Let me tell you about some real difficulties that I have been facing recently. I have found that at the end of all things, everything gets a little bit more difficult. You would think that at the end of a mission, you would know exactly what to do, what to say, how to act, how to react, and how to be a perfect missionary. Unfortunately, I have found that it has become much and much harder recently to be patient, charitable, loving, and totally involved with people´s needs. It isn´t so much with investigators as it is with members. I have been facing a whole new type of problem that I have never faced before. When I got here, the members had some anti-missionary feelings. It´s not that they try to be rude to the missionaries. It´s just that the missionaries that served here in the past several months didn´t work. They liked to break a lot of rules and weren´t that much into fulfilling their callings. That includes to some degree my current companion. Now I am here and people are holding onto the old image of the past missionaries (including my companion). I got here, they heard that this was my last transfer, and they immediately assumed that I would be a bust. I can tell you it has been one of the most frustrating experiences. I can´t say that I haven´t complained. I can´t say that I haven´t murmured a little bit. I have been searching deep inside of me for whatever patience and charity that is there. My deep desire in these last few weeks has been to turn around this terrible feeling that I have towards the ward and they have towards me. I feel like even when we do all that we can in bringing people to church and setting baptismal dates and visiting less-actives, our efforts are desprezados. Yesterday we had a ward council meeting. When it came to our part, everyone was more anxious to criticize how our work has been going than fix the problems. It was all I could do not to snap. I looked down at my planner and the picture I put there of our house in autumn. On the photo I have written Alma 43:45. I thought of my ´better causes´. Luckily it brought the peace and patience I was needing to endure the meeting. I pray that I may be able to do as 2 Nephi 31:20 (my ´favorite´ scripture) says,
"Wherefore, ye must press forward with a steadfastness in Christ, having a perfect brightness of hope, and a love of God and of all men. Wherefore, if ye shall press forward, feasting upon the word of Christ, and endure to the end, behold, thus saith the Father: Ye shall have eternal life."
I need to press forward with steadfastness in Christ. I need a perfect brightness of hope. I need to love God and all men. I know that I will only be able to do this if I feast upon the word of Christ. Please pray for me to be able to have more charity these last few weeks.

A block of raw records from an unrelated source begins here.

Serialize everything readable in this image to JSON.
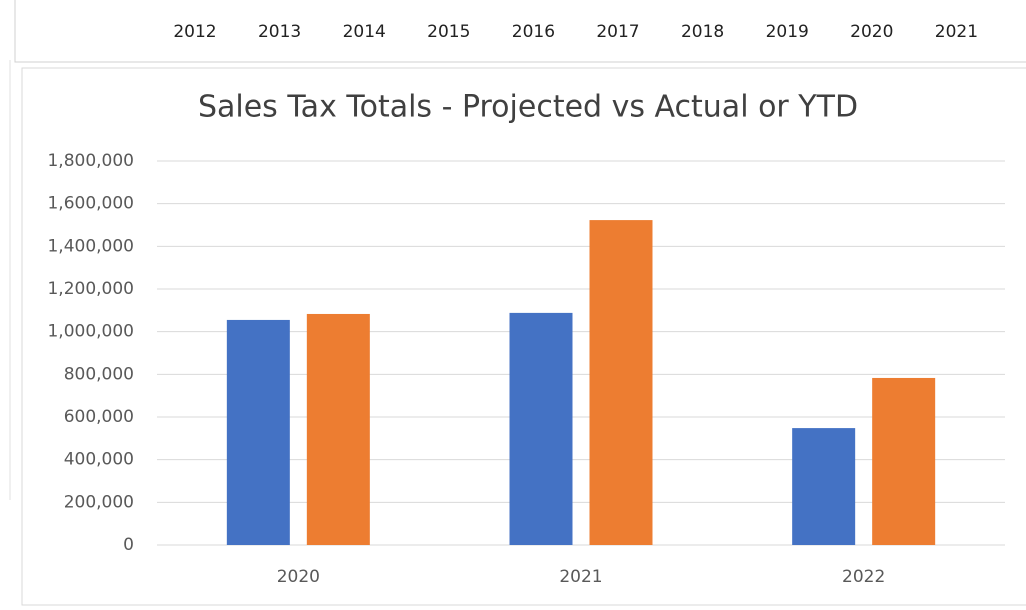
{
  "header": {
    "years": [
      "2012",
      "2013",
      "2014",
      "2015",
      "2016",
      "2017",
      "2018",
      "2019",
      "2020",
      "2021"
    ]
  },
  "chart_data": {
    "type": "bar",
    "title": "Sales Tax Totals - Projected vs Actual or YTD",
    "categories": [
      "2020",
      "2021",
      "2022"
    ],
    "series": [
      {
        "color": "#4472c4",
        "values": [
          1055000,
          1088000,
          548000
        ]
      },
      {
        "color": "#ed7d31",
        "values": [
          1083000,
          1523000,
          783000
        ]
      }
    ],
    "ylim": [
      0,
      1800000
    ],
    "yticks": [
      0,
      {
        "value": 200000,
        "label": "200,000"
      },
      {
        "value": 400000,
        "label": "400,000"
      },
      {
        "value": 600000,
        "label": "600,000"
      },
      {
        "value": 800000,
        "label": "800,000"
      },
      {
        "value": 1000000,
        "label": "1,000,000"
      },
      {
        "value": 1200000,
        "label": "1,200,000"
      },
      {
        "value": 1400000,
        "label": "1,400,000"
      },
      {
        "value": 1600000,
        "label": "1,600,000"
      },
      {
        "value": 1800000,
        "label": "1,800,000"
      }
    ],
    "grid": true
  }
}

Sorry so much to have to write about hard things. Things have been going marvelously here as well. Our dear Flavia is continuing to progress. We decided to delay her baptism a little because her son went out of town, and she want shim to be there for the experience. I will still be able to be there for the baptism, so I am happy. Flavia is really having a thorough conversion. She loves hearing about the temple. Sometimes I think she has the faith of Nephi from 3 Nephi whose faith was so strong that he received angelic visits daily. It seems that every day Flavia has another story to tell us about some miraculous spiritual witness that she had. These witnesses are giving her the strength to withstand the buffetings of the evangelicals all around her telling her that she is joining a cult. She always testifies to us that she has finally found the True Church. It makes us so happy.
You all make me so happy. I hope that this email makes you happy. Don´t worry about my situation. God loves us so much that He gives us challenges that make us grow. You should be happy knowing that I will be striving until the end of my mission to be my best self. I love you all!